I have 2 large male rats. I'm trying to decide on which cage to get.

Here's the Feisty Ferret one. It is 31 x 20 x 55 and it looks like it has a full second floor instead of just shelves, which is nice, BUT it's smaller than the others:

http://www.amazon.com/Prevue-Pet-Fe...1?ie=UTF8&s=home-garden&qid=1295301897&sr=8-1

Here's the Marshall Folding Ferret Mansion. It's 37 x 25 x 54 so it's bigger than the feisty ferret. BUT it doesn't have a full second floor:

http://www.petco.com/product/104532...t-Mansion.aspx?CoreCat=FerretHPCagesHabitats- 


Here's the Marshall Ferret Estate. It is the same size as the Mansion, but it looks like it has the full second floor?

http://www.ferret.com/item/marshall-estate-ferret-home/650222/


Here's the Marshal Small Animal Penthouse It's 40 x 24 x 58, which is big, and you can have a full second floor, BUT the shelves/flooring is plastic...won't that stink more than metal?

http://www.drsfostersmith.com/product/prod_display.cfm?pcatid=19618


----------



## Kiko (Sep 18, 2009)

Many people choose not to support Marshells because they are the company that owns the biggest ferret mill ever where many animals suffer.

All those cages are an okay size, but I recommend Martins cages, or if you like the Feisty Ferret then you will like the Ferret Nation, or Critter nation.


----------



## linda888 (Jan 9, 2011)

Oh yikes I did not know that about Marshalls!


----------



## Kiko (Sep 18, 2009)

I admit I have not 100% boycotted them as they have some really cool products.

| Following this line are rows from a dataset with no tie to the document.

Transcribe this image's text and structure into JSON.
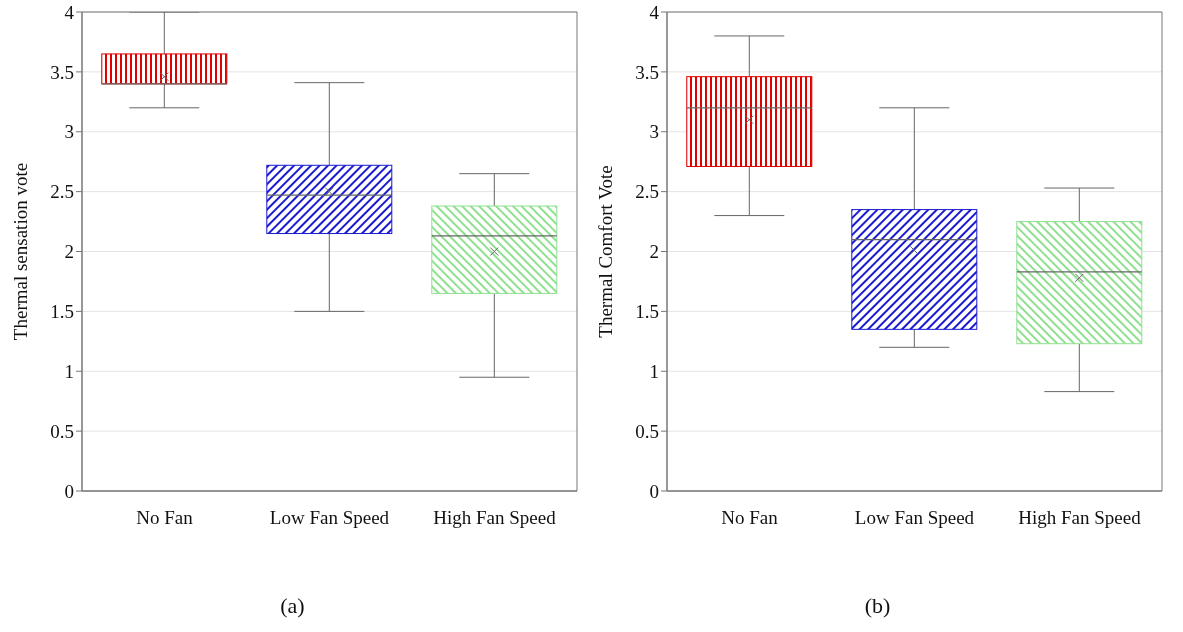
{
  "chart_data": [
    {
      "type": "box",
      "ylabel": "Thermal sensation vote",
      "categories": [
        "No Fan",
        "Low Fan Speed",
        "High Fan Speed"
      ],
      "boxes": [
        {
          "low": 3.2,
          "q1": 3.4,
          "median": 3.4,
          "q3": 3.65,
          "high": 4.0,
          "mean": 3.46
        },
        {
          "low": 1.5,
          "q1": 2.15,
          "median": 2.47,
          "q3": 2.72,
          "high": 3.41,
          "mean": 2.5
        },
        {
          "low": 0.95,
          "q1": 1.65,
          "median": 2.13,
          "q3": 2.38,
          "high": 2.65,
          "mean": 2.0
        }
      ],
      "colors": [
        "#e00000",
        "#1a1ad0",
        "#8fe08f"
      ],
      "ylim": [
        0,
        4
      ],
      "yticks": [
        0,
        0.5,
        1,
        1.5,
        2,
        2.5,
        3,
        3.5,
        4
      ],
      "grid": "y",
      "annotations": [
        "(a)"
      ]
    },
    {
      "type": "box",
      "ylabel": "Thermal Comfort Vote",
      "categories": [
        "No Fan",
        "Low Fan Speed",
        "High Fan Speed"
      ],
      "boxes": [
        {
          "low": 2.3,
          "q1": 2.71,
          "median": 3.2,
          "q3": 3.46,
          "high": 3.8,
          "mean": 3.1
        },
        {
          "low": 1.2,
          "q1": 1.35,
          "median": 2.1,
          "q3": 2.35,
          "high": 3.2,
          "mean": 2.01
        },
        {
          "low": 0.83,
          "q1": 1.23,
          "median": 1.83,
          "q3": 2.25,
          "high": 2.53,
          "mean": 1.78
        }
      ],
      "colors": [
        "#e00000",
        "#1a1ad0",
        "#8fe08f"
      ],
      "ylim": [
        0,
        4
      ],
      "yticks": [
        0,
        0.5,
        1,
        1.5,
        2,
        2.5,
        3,
        3.5,
        4
      ],
      "grid": "y",
      "annotations": [
        "(b)"
      ]
    }
  ]
}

but I made a point to buy from them as little as possible, or look for alternatives when I can


----------



## Kiko (Sep 18, 2009)

For 2-5 rats the Feisty ferret is a fine cage also  It's not made by marshell.


----------



## linda888 (Jan 9, 2011)

Does the Feisty Ferret has wire mesh levels? That I would have to cover?


----------



## Kiko (Sep 18, 2009)

Nope I am pretty sure it has solid levels.
You may still want to cover them, because against common believe it's NOT wire that causes bumblefoot it's dirty conditions like walking on a dirty solid level. 
If you wipe the level down daily it will be fine, I don't use any fleece on the levels on my CN I just wipe it down and it's fine.


----------